Hypothetical question: Are we able launch an orbiter from Earth to Mars in a way that such orbiter ends on "geostationary" position, hovering always one specific place over Mars?
My thought process behind this is that if we are able to do it, such orbiter could ease future communication with ground level missions
In general, (.*)stationary orbits are simply the altitude where a circular orbit has a period equal to the rotational period of the central body.

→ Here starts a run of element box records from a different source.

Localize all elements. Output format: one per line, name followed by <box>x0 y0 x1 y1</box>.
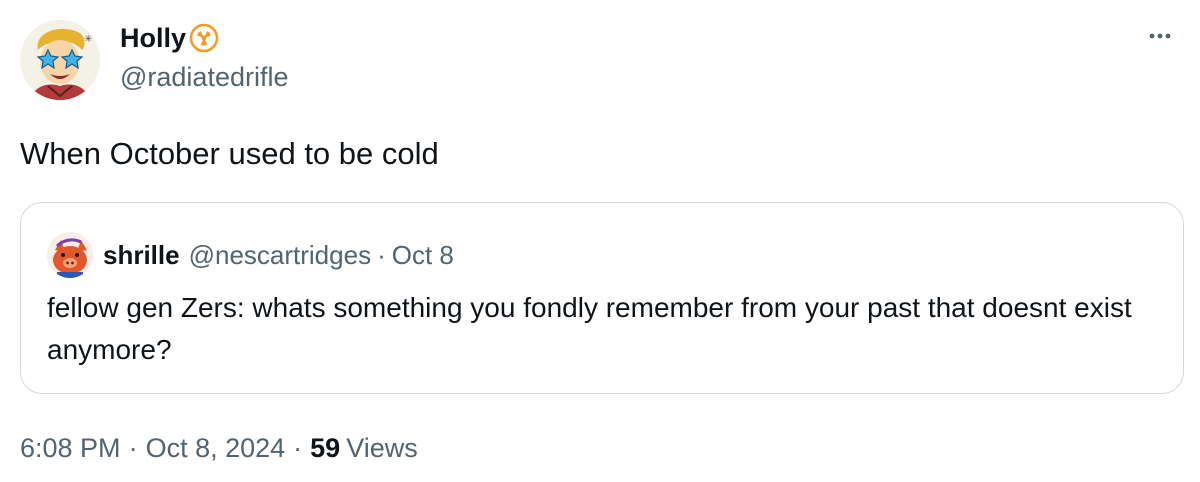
cartoon-pig-avatar-icon <box>47 232 93 278</box>
author-handle[interactable]: @radiatedrifle <box>120 62 289 93</box>
tweet-text: When October used to be cold <box>20 136 439 171</box>
meta-separator: · <box>128 432 138 463</box>
quoted-tweet-header: shrille @nescartridges · Oct 8 <box>47 232 454 278</box>
tweet-metadata: 6:08 PM · Oct 8, 2024 · 59 Views <box>20 428 418 468</box>
quoted-separator: · <box>377 239 386 270</box>
views-label: Views <box>346 432 418 463</box>
author-avatar[interactable]: ✳ <box>20 20 100 100</box>
svg-text:✳: ✳ <box>84 34 92 45</box>
more-options-icon <box>1149 33 1171 39</box>
author-info: Holly @radiatedrifle <box>120 20 289 93</box>
quoted-tweet-date[interactable]: Oct 8 <box>392 240 454 271</box>
quoted-author-display-name[interactable]: shrille <box>103 240 180 271</box>
more-options-button[interactable] <box>1140 16 1180 56</box>
meta-separator: · <box>293 432 303 463</box>
views-count: 59 <box>310 432 341 463</box>
radiation-badge-icon <box>189 23 219 53</box>
quoted-tweet-text: fellow gen Zers: whats something you fon… <box>47 292 1132 365</box>
display-name-row: Holly <box>120 20 289 56</box>
tweet-time[interactable]: 6:08 PM <box>20 433 121 464</box>
quoted-tweet-card[interactable]: shrille @nescartridges · Oct 8 fellow ge… <box>20 202 1184 394</box>
vault-boy-avatar-icon: ✳ <box>20 20 100 100</box>
author-display-name[interactable]: Holly <box>120 23 186 54</box>
tweet-date[interactable]: Oct 8, 2024 <box>146 433 286 464</box>
tweet: ✳ Holly @radiatedrifle When October used… <box>0 0 1200 482</box>
quoted-author-avatar[interactable] <box>47 232 93 278</box>
quoted-author-handle[interactable]: @nescartridges <box>189 240 371 271</box>
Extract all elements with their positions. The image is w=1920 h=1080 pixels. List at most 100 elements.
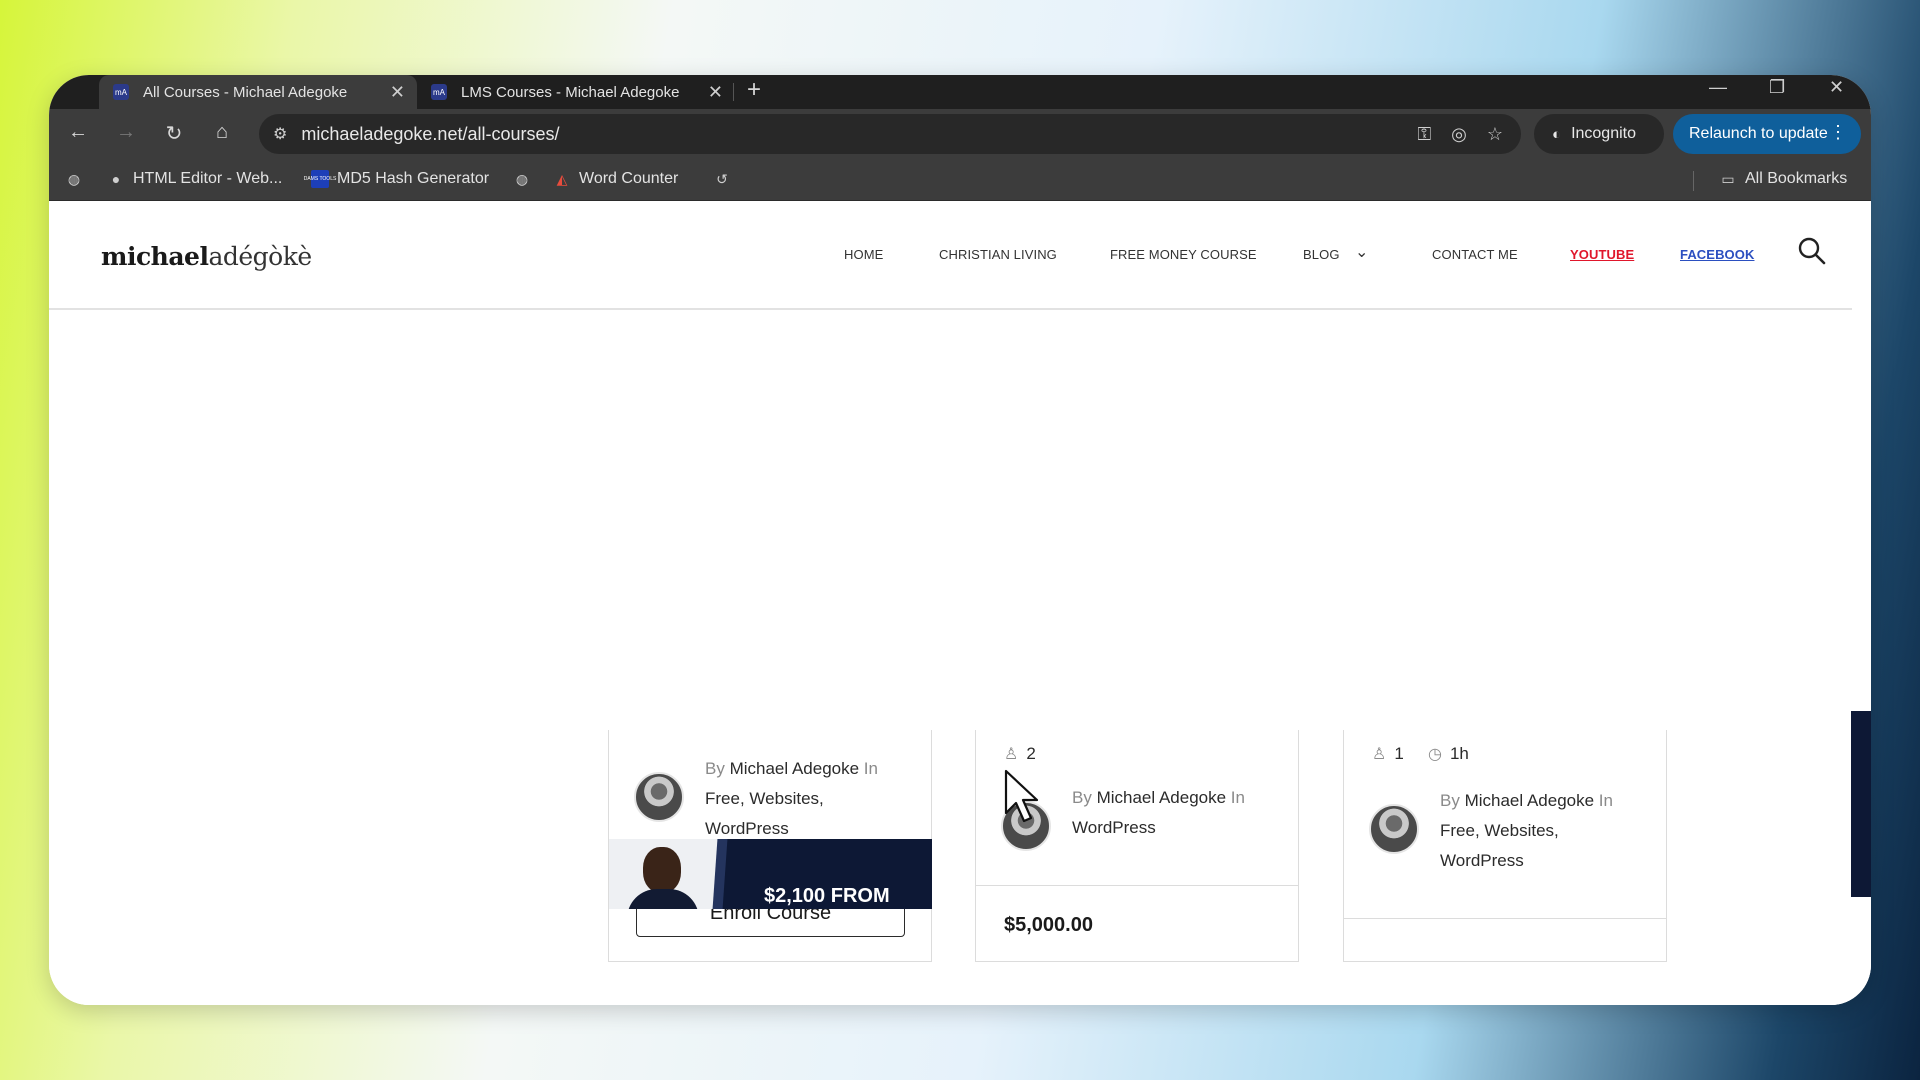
category-link[interactable]: Free [1440, 821, 1475, 840]
browser-toolbar: ← → ↻ ⌂ ⚙ michaeladegoke.net/all-courses… [49, 109, 1871, 159]
bookmark-html-editor[interactable]: ● HTML Editor - Web... [107, 170, 283, 188]
nav-facebook[interactable]: FACEBOOK [1680, 247, 1754, 262]
author-link[interactable]: Michael Adegoke [1097, 788, 1226, 807]
dams-tools-icon-text: DAMS TOOLS [303, 176, 337, 182]
bookmark-word-counter[interactable]: ◭ Word Counter [553, 170, 679, 188]
course-card[interactable]: ♙ 1 ◷ 1h By Michael Adegoke In Free, Web… [1343, 730, 1667, 962]
new-tab-icon[interactable]: + [747, 76, 761, 104]
home-icon[interactable]: ⌂ [209, 121, 235, 144]
incognito-label: Incognito [1571, 125, 1636, 142]
incognito-icon: ◐ [1552, 125, 1562, 143]
url-text[interactable]: michaeladegoke.net/all-courses/ [301, 124, 1417, 145]
tab-strip: mA All Courses - Michael Adegoke ✕ mA LM… [49, 75, 1871, 109]
card-divider [1344, 918, 1666, 919]
nav-free-money-course[interactable]: FREE MONEY COURSE [1110, 247, 1257, 262]
in-label: In [1598, 791, 1613, 810]
site-favicon-icon: mA [113, 84, 129, 100]
students-stat: ♙ 1 [1372, 744, 1404, 764]
folder-icon: ▭ [1721, 170, 1735, 187]
bookmark-history[interactable]: ↺ [713, 170, 739, 188]
dams-tools-icon: DAMS TOOLS [304, 170, 336, 188]
course-card[interactable]: ♙ 2 By Michael Adegoke In WordPress $5,0… [975, 730, 1299, 962]
promo-text: $2,100 FROM [764, 885, 890, 907]
category-link[interactable]: Websites [1484, 821, 1554, 840]
tab-all-courses[interactable]: mA All Courses - Michael Adegoke ✕ [99, 75, 417, 109]
bookmark-star-icon[interactable]: ☆ [1487, 124, 1503, 145]
course-meta: By Michael Adegoke In WordPress [1072, 783, 1282, 843]
back-icon[interactable]: ← [65, 121, 91, 144]
category-link[interactable]: Websites [749, 789, 819, 808]
all-bookmarks[interactable]: ▭ All Bookmarks [1719, 170, 1847, 188]
category-link[interactable]: Free [705, 789, 740, 808]
instructor-body [627, 889, 699, 909]
tab-lms-courses[interactable]: mA LMS Courses - Michael Adegoke ✕ [417, 75, 735, 109]
category-link[interactable]: WordPress [1072, 818, 1156, 837]
browser-window: mA All Courses - Michael Adegoke ✕ mA LM… [49, 75, 1871, 1005]
globe-icon: ◍ [67, 170, 81, 187]
bookmark-globe-2[interactable]: ◍ [513, 170, 539, 188]
site-logo[interactable]: michaeladégòkè [101, 242, 312, 271]
course-thumbnail[interactable]: $2,100 FROM [609, 839, 932, 909]
clock-icon: ◷ [1428, 746, 1442, 763]
students-count: 1 [1394, 744, 1404, 763]
nav-christian-living[interactable]: CHRISTIAN LIVING [939, 247, 1057, 262]
course-meta: By Michael Adegoke In Free, Websites, Wo… [705, 759, 878, 838]
eye-off-icon[interactable]: ◎ [1451, 124, 1467, 145]
site-favicon-icon: mA [431, 84, 447, 100]
in-label: In [863, 759, 878, 778]
side-widget-tab[interactable] [1851, 711, 1871, 897]
tab-title: LMS Courses - Michael Adegoke [461, 83, 680, 101]
logo-bold-text: michael [101, 242, 209, 271]
search-icon[interactable] [1797, 236, 1827, 266]
students-count: 2 [1026, 744, 1036, 763]
course-meta: By Michael Adegoke In Free, Websites, Wo… [1440, 791, 1613, 870]
incognito-indicator[interactable]: ◐ Incognito [1534, 114, 1664, 154]
forward-icon[interactable]: → [113, 121, 139, 144]
globe-icon: ◍ [515, 170, 529, 187]
logo-light-text: adégòkè [208, 242, 312, 271]
bookmark-md5[interactable]: DAMS TOOLS MD5 Hash Generator [304, 170, 490, 188]
bookmark-globe[interactable]: ◍ [65, 170, 91, 188]
author-link[interactable]: Michael Adegoke [730, 759, 859, 778]
reload-icon[interactable]: ↻ [161, 121, 187, 146]
by-label: By [1440, 791, 1460, 810]
author-avatar [1369, 804, 1419, 854]
more-menu-icon[interactable]: ⋮ [1829, 122, 1847, 143]
students-stat: ♙ 2 [1004, 744, 1036, 764]
duration-value: 1h [1449, 744, 1469, 763]
card-divider [976, 885, 1298, 886]
close-tab-icon[interactable]: ✕ [708, 82, 723, 103]
bookmarks-separator [1693, 171, 1694, 191]
close-window-icon[interactable]: ✕ [1829, 77, 1844, 98]
address-bar[interactable]: ⚙ michaeladegoke.net/all-courses/ ⚿ ◎ ☆ [259, 114, 1521, 154]
author-avatar [634, 772, 684, 822]
relaunch-label: Relaunch to update [1689, 125, 1828, 142]
instructor-head [643, 847, 681, 893]
author-link[interactable]: Michael Adegoke [1465, 791, 1594, 810]
close-tab-icon[interactable]: ✕ [390, 82, 405, 103]
nav-blog[interactable]: BLOG [1303, 247, 1340, 262]
tab-title: All Courses - Michael Adegoke [143, 83, 348, 101]
course-price: $5,000.00 [1004, 914, 1093, 936]
restore-icon[interactable]: ❐ [1769, 77, 1785, 98]
password-key-icon[interactable]: ⚿ [1417, 124, 1431, 145]
category-link[interactable]: WordPress [705, 819, 789, 838]
chevron-down-icon[interactable]: ⌄ [1355, 242, 1368, 262]
minimize-icon[interactable]: — [1709, 77, 1727, 98]
category-link[interactable]: WordPress [1440, 851, 1524, 870]
bookmark-label: MD5 Hash Generator [337, 170, 490, 187]
site-header: michaeladégòkè HOME CHRISTIAN LIVING FRE… [49, 202, 1852, 310]
user-icon: ♙ [1372, 746, 1387, 763]
nav-youtube[interactable]: YOUTUBE [1570, 247, 1634, 262]
instructor-photo [609, 839, 719, 909]
in-label: In [1230, 788, 1245, 807]
by-label: By [1072, 788, 1092, 807]
by-label: By [705, 759, 725, 778]
all-bookmarks-label: All Bookmarks [1745, 170, 1848, 187]
bookmarks-bar: ◍ ● HTML Editor - Web... DAMS TOOLS MD5 … [49, 159, 1871, 201]
relaunch-button[interactable]: Relaunch to update ⋮ [1673, 114, 1861, 154]
nav-home[interactable]: HOME [844, 247, 883, 262]
bookmark-label: HTML Editor - Web... [133, 170, 283, 187]
nav-contact[interactable]: CONTACT ME [1432, 247, 1518, 262]
site-info-icon[interactable]: ⚙ [273, 124, 287, 144]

In order to find this altitude, we can transform Kepler's third law to solve for R:
Kepler's third law: $\frac{T^2}{R^3} = \frac{4\pi^2}{G M_{central}}$
Solved for $R$: $R = \sqrt[3]{\frac{T^2 G M_{central}}{4\pi^2}}$
Using $M_{earth}$ and $T_{earth}$:
$R = \sqrt[3]{\frac{(86164)^2 * (6.67e-11) * (5.97e24)}{4\pi^2}} = \sqrt[3]{\frac{2.97e24}{39.5}} = 4.22e7m = 42,200km$,
where 86164 seconds is the approximate length of Earth's sidereal day (~23h, 56m, 4s).
Subtracting the radius of Earth which is ~6370km, this is an altitude of ~35,800km. This can be confirmed by google.
Using $M_{mars}$ and $T_{mars}$ (which is 40 minutes longer than an Earth day):
$R = \sqrt[3]{\frac{(88643)^2 * (6.67e-11) * (6.39e23)}{4\pi^2}} = \sqrt[3]{\frac{3.36e23}{39.5}} = 2.04e7m = 20,400km$,
where 88643 seconds is the approximate length of a Martian sidereal day (~24h, 37m, 23s).
Subtracting the radius of Mars which is ~3390km, this gives an altitude of about 17,000km.
You can easily look up and substitute the numbers of any celestial body for this!
Such an orbit is called an areostationary orbit. It's possible; the orbit would be about 17,000 km above Mars's surface. It's never been done, though.